Le raccourci

21 mars 2022

Le raccourci

La voiture avance. Les soldats qui y sont entassés arborent une kalachnikov, prêts à ouvrir le feu. Ils passent sous le regard effaré des badauds qui peinent à réaliser ce qui se passe. Des tirs sporadiques éclatent. Apeurés, certains se sont calfeutrés chez eux, écoutent la radio nationale qui diffuse des musiques d’un temps révolu. Les programmes sont suspendus : or en temps normal, ils s’arrêtent à minuit sonnant, avec le chant de l’hymne national. Sur les écrans des téléviseurs, passe en boucle le message suivant : « Dans quelques instants, une déclaration du Comité National des Militaires de Salon. »

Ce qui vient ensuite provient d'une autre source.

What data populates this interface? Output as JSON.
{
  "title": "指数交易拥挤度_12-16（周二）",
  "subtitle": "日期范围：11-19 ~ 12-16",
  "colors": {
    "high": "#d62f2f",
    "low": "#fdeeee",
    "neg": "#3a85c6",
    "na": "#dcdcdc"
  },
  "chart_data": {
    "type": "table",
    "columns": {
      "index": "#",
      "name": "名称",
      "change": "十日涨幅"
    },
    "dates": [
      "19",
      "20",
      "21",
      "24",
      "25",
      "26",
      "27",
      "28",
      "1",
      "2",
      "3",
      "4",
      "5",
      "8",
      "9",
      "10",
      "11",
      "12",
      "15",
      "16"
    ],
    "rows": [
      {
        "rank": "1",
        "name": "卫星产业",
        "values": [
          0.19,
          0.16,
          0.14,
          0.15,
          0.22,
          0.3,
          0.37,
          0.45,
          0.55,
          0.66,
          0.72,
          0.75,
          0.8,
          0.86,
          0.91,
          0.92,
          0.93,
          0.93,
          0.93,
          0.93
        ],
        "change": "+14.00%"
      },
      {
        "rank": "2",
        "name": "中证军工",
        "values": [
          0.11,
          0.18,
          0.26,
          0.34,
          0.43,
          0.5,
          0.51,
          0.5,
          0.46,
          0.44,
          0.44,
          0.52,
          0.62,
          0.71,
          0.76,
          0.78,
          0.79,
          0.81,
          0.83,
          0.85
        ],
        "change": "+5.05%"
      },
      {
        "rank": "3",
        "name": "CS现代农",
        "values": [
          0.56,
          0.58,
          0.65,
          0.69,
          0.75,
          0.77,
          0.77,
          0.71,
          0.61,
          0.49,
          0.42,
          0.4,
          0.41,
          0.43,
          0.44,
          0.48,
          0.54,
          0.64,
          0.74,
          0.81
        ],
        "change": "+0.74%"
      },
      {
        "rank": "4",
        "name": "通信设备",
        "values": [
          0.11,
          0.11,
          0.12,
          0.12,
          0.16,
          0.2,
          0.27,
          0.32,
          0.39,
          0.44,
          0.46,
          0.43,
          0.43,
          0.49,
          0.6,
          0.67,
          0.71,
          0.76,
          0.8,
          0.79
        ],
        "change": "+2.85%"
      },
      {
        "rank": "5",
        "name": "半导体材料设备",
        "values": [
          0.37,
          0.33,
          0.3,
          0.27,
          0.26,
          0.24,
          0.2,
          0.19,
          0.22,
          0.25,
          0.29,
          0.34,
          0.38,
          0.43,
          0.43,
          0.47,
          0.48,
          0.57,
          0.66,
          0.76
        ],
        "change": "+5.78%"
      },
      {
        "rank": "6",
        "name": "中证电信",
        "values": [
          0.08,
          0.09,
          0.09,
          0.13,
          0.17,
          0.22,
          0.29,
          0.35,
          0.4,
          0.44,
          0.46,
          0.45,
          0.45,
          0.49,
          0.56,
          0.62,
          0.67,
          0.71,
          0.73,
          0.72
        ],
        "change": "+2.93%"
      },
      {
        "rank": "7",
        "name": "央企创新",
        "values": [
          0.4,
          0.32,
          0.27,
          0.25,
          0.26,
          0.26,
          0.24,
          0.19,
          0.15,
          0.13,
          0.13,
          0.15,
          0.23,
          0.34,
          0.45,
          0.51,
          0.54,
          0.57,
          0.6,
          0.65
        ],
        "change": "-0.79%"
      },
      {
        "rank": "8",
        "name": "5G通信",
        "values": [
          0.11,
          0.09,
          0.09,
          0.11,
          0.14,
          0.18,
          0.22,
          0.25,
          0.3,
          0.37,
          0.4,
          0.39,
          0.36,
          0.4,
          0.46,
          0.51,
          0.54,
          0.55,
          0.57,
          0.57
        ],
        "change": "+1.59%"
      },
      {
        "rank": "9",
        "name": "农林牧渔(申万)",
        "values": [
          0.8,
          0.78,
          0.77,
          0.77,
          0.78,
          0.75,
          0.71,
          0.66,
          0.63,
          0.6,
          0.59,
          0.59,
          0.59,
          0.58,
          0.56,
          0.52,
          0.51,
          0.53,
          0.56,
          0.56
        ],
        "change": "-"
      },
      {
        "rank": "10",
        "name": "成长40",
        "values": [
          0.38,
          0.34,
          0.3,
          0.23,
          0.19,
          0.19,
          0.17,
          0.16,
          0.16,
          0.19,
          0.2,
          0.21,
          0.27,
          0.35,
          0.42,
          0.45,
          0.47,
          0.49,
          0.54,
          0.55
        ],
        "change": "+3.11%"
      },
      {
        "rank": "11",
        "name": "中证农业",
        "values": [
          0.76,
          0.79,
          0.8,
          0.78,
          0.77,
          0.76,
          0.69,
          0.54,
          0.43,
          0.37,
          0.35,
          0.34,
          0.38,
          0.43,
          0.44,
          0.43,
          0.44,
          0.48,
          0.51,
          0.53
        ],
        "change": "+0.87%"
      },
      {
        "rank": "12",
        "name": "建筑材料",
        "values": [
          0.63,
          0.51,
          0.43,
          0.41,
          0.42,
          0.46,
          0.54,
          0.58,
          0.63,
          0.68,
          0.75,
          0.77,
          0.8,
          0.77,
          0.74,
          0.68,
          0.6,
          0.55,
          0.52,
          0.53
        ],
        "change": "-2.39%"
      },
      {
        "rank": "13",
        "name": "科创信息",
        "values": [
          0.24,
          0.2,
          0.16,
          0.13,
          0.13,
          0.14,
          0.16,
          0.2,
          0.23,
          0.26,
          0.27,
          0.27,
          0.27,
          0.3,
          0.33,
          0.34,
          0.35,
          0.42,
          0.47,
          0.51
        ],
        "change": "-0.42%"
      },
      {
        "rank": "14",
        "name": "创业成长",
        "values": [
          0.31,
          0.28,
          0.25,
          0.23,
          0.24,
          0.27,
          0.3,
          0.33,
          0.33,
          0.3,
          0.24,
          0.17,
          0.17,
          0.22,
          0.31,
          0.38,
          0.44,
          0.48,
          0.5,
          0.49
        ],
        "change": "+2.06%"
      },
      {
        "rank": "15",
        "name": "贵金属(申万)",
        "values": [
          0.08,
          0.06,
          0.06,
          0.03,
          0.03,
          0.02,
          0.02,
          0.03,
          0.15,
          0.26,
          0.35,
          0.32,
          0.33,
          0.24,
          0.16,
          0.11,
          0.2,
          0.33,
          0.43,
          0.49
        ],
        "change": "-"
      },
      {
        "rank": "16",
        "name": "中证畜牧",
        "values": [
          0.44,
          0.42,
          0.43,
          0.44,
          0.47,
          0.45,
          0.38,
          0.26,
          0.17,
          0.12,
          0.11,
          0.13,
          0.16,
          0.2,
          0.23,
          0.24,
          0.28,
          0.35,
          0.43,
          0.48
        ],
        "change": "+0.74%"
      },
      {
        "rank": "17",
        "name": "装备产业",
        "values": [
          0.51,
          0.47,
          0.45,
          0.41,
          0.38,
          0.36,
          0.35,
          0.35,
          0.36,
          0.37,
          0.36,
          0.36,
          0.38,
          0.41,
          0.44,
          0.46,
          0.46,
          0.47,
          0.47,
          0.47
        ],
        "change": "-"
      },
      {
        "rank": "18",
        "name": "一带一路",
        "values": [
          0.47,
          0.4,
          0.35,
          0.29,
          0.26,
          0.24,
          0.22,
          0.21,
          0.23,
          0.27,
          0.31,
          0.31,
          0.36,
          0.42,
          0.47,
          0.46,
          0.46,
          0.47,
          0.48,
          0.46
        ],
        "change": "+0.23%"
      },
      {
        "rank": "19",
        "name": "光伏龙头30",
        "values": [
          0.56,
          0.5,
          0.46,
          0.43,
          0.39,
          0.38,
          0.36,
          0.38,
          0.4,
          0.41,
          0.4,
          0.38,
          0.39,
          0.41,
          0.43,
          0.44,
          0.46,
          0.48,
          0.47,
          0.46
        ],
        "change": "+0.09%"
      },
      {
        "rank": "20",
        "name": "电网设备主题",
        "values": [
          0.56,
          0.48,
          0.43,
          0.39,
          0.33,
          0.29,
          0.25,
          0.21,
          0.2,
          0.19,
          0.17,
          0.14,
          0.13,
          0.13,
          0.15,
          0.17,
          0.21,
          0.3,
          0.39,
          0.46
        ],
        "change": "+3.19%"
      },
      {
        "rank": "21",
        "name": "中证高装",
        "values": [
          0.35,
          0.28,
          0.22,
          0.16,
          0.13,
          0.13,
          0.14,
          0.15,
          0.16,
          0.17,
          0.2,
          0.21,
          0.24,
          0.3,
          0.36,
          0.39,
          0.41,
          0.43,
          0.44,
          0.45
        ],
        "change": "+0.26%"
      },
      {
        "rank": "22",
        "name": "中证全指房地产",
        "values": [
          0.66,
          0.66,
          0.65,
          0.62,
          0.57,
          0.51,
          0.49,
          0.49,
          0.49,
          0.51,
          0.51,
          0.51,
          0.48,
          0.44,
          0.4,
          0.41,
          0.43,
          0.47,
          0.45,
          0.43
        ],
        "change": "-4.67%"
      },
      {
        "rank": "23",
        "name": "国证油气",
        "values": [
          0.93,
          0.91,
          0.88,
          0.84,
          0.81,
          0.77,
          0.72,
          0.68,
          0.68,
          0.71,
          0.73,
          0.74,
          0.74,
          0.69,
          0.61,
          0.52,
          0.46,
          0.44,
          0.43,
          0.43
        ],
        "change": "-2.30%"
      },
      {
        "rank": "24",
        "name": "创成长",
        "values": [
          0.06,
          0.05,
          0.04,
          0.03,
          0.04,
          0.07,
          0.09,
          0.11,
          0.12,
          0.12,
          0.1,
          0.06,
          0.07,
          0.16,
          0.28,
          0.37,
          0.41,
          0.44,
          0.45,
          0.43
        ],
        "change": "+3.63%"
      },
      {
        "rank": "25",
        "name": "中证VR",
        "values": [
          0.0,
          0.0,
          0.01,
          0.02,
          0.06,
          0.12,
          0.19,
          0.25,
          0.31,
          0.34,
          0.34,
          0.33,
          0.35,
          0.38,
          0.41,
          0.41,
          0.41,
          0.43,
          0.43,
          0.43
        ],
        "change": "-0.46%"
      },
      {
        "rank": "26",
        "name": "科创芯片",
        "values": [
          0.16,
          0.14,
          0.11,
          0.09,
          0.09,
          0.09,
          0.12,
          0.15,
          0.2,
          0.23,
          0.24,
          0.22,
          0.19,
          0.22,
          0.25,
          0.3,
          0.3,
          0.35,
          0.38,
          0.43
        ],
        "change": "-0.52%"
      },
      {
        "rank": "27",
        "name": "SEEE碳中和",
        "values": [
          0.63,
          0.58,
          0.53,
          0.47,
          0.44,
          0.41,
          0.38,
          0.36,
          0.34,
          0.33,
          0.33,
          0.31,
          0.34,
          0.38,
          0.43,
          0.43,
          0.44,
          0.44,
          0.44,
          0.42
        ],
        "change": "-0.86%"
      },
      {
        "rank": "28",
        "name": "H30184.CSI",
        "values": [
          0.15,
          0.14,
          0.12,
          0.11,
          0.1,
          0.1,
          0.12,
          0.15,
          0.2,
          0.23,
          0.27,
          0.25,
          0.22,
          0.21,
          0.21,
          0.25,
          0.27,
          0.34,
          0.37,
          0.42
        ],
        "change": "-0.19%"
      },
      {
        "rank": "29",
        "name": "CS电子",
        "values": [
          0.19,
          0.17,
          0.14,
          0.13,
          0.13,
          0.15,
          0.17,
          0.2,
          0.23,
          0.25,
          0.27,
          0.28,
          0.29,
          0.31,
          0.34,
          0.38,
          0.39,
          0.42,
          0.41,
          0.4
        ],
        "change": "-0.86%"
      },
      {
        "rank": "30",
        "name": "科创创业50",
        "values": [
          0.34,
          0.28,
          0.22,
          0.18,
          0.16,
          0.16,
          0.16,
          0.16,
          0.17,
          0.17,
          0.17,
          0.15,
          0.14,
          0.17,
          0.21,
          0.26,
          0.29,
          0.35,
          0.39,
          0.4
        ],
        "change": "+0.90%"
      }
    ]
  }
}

Le soleil s’estompe. La nuit déploie ses ailes et survole la ville. La vieille Nènè commence à s’inquiéter, son fils n’est pas encore rentré du travail. D’habitude, il est là après la prière de asr. Capitaine dans l’Armée Nationale, Yahia compte parmi les officiers qui ont forcé l’admiration et le respect des recrues. En plus, son sourire légendaire et son calme dont il ne se départit jamais lui ont valu l’attachement des femmes en compagnie desquelles, chaque soir, il boit comme une éponge, avant de rentrer et, ivre, distribuer à sa femme et à ses enfants des coups de pied et de poing. Sa voix, devenue rappeuse sous l’effet de l’alcool, agace sa fille Aïcha, qui l’a exclu de sa considération le jour où elle l’a surpris en train de donner un baiser florentin à Amina. C’est Amina qui a ravi à Aïcha son petit ami, et depuis, elles sont en froid. Tenaillée par cette scène, Aïcha a juré de ne jamais pardonner à son père cette incartade. Dans la famille du capitaine Yahia, chacun porte sa croix…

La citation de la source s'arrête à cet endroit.